In other works here, Kac explores zones where technology, image, and language intersect and invite attention, via media like the telephone and television, in a looping hypertext poem controlled by the viewer, in an animated self-portrait GIF or a series of spiraling epistolary fragments whose twirling involutions mimic the shifting subjectivities represented by the text. And in a trio of the artist’s Lagoogleglyphs, the most recent of the works on view, Kac conflates one of the oldest human impulses—mark-making in the landscape—with one of the new aspects of our thoroughly mediated twenty-first-century existence, the diffusion of data by those universal, ever-transmitting satellites predicted by Nora and Minc. (All works in the show created by Kac in the twenty-first century are presented as NFTs.)

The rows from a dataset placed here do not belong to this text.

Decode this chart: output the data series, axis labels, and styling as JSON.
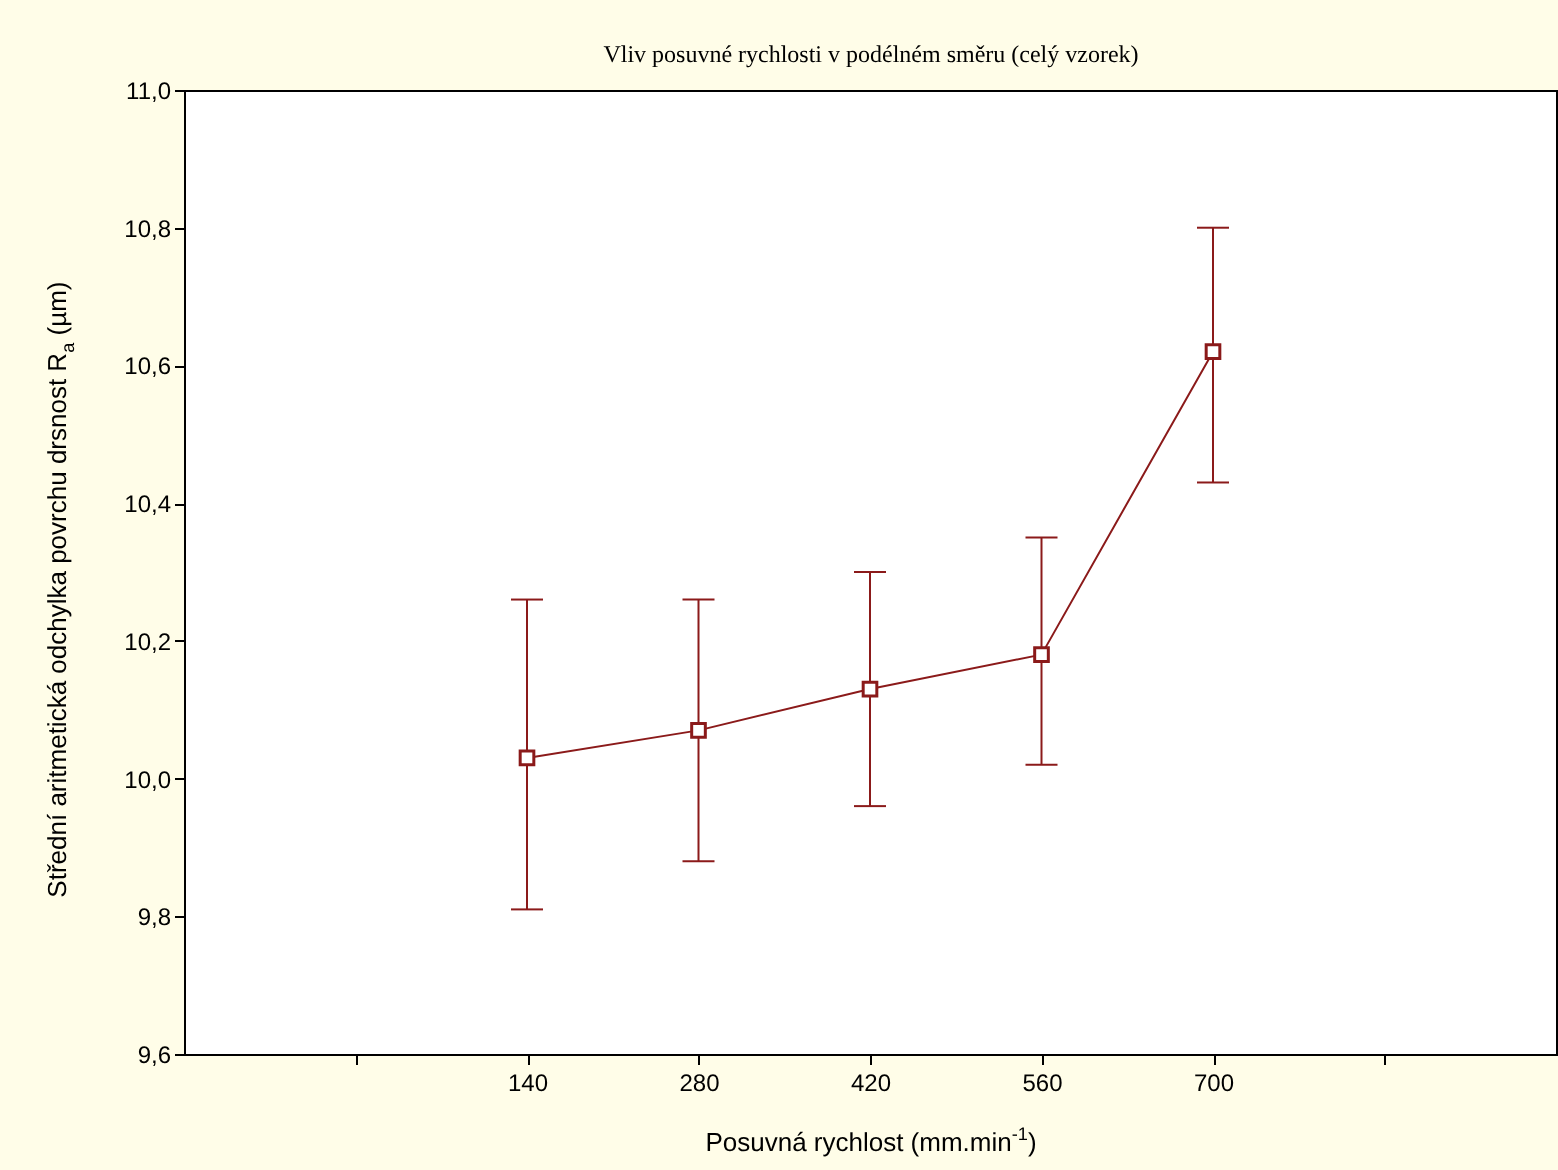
{
  "chart_data": {
    "type": "line",
    "title": "Vliv posuvné rychlosti v podélném směru (celý vzorek)",
    "xlabel": "Posuvná rychlost (mm.min$^{-1}$)",
    "ylabel": "Střední aritmetická odchylka povrchu drsnost R$_{a}$ (µm)",
    "x": [
      140,
      280,
      420,
      560,
      700
    ],
    "series": [
      {
        "color": "#8b1a1a",
        "values": [
          10.03,
          10.07,
          10.13,
          10.18,
          10.62
        ],
        "errors": [
          [
            9.81,
            10.26
          ],
          [
            9.88,
            10.26
          ],
          [
            9.96,
            10.3
          ],
          [
            10.02,
            10.35
          ],
          [
            10.43,
            10.8
          ]
        ]
      }
    ],
    "xlim": [
      -140,
      980
    ],
    "xticks": [
      {
        "value": 0,
        "label": null
      },
      140,
      280,
      420,
      560,
      700,
      {
        "value": 840,
        "label": null
      }
    ],
    "ylim": [
      9.6,
      11.0
    ],
    "yticks": [
      {
        "value": 9.6,
        "label": "9,6"
      },
      {
        "value": 9.8,
        "label": "9,8"
      },
      {
        "value": 10.0,
        "label": "10,0"
      },
      {
        "value": 10.2,
        "label": "10,2"
      },
      {
        "value": 10.4,
        "label": "10,4"
      },
      {
        "value": 10.6,
        "label": "10,6"
      },
      {
        "value": 10.8,
        "label": "10,8"
      },
      {
        "value": 11.0,
        "label": "11,0"
      }
    ],
    "marker": "square",
    "grid": false
  }
}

Part of an ongoing series of “space artworks” designed to be encountered both in person, literally on the ground, and via the scenes captured and relayed by the now ubiquitous online and app-based imaging services operated by Google, these inscriptions all take the form of a rabbit’s head, an homage to Alba, the bunny that Kac created in 2000 by introducing into its genome a synthetic form of the GFP (green fluorescent protein) found in Aequorea victoria, a bioluminescent species of jellyfish. Arguably Kac’s best known work—and certainly his most widely discussed and controversial—GFP Bunny was described by the artist as a project not concerned with the “creation of genetic objects” but rather “the invention of transgenic social subjects.” “Alba is a participant in the ‘GFP Bunny’ transgenic artwork,” wrote Kac. “So is anyone who comes in contact with her, and anyone who gives any consideration to the project. A complex set of relationships between family life, social difference, scientific procedure, interspecies communication, public discussion, ethics, media interpretation, and art context is at work.” His contextualization of the work not as an objet d’art concerned with “a traditional aesthetics that privileges formal concerns, material stability, and hermeneutical isolation” but as a “complex social event” that places into productive tension the scientific and the artistic, provides a guide for reading these computer-based works as well—not simply as a series of interactions between code and circuitry, between data and devices, but rather as gestures that melt and spread beyond their immediately present materiality to engage questions about the way we think, communicate, and make in our irreversibly technologized world.